When leaders co-own culture — not just endorse it — employees feel the difference immediately.
- Use AI to narrow the gap faster
HR teams are overloaded, and leaders are busy.
AI gives both groups more time, clarity, and visibility — quickly.
In organisations adopting WorkBuzz’s People Science AI, leaders gain instant visibility of:
- Priority issues by department
- Sentiment shifts
- What’s improving, and what’s at risk
- The “story behind the numbers”
This creates a much tighter and more authentic feedback loop.
The New Leadership Imperative
In today’s workplace, leadership is no longer defined by expertise, authority or even strategy.
It’s defined by connection.
Employees want leaders who are:
- Curious
- Empathetic
- Willing to listen
- Willing to learn
- Willing to understand challenges firsthand
Because, as Ryan reminds us:
“Connection is not about the physical presence — it’s about emotional connection.”
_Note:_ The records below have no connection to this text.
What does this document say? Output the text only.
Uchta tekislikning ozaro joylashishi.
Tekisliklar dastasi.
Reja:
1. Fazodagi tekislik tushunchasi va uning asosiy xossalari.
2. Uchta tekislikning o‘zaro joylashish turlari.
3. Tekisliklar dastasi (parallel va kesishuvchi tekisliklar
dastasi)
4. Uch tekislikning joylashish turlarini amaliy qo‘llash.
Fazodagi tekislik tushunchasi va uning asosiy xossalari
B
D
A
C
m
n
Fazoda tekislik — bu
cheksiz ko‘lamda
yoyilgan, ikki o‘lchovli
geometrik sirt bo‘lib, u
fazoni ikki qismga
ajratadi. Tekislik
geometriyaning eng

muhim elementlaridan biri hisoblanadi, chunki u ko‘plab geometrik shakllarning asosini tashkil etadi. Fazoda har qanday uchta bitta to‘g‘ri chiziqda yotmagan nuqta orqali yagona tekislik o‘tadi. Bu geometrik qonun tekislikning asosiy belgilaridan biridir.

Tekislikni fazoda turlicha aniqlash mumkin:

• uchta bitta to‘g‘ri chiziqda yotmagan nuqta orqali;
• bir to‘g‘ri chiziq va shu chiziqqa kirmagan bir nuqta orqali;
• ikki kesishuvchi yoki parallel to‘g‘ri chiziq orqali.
And organisations where leaders are connected to their people? Those are the organisations where engagement improves, wellbeing stabilises, culture strengthens, and trust becomes a competitive advantage.
Final Thought
To lead effectively, leaders must understand the lived experience of their people.
Not through dashboards alone.
Not through cascaded updates.
But through real, human connection — the kind that brings leaders closer to the heartbeat of the organisation.
Because ultimately:
You can’t lead what you don’t understand.
But when you do understand your people, they will follow you anywhere.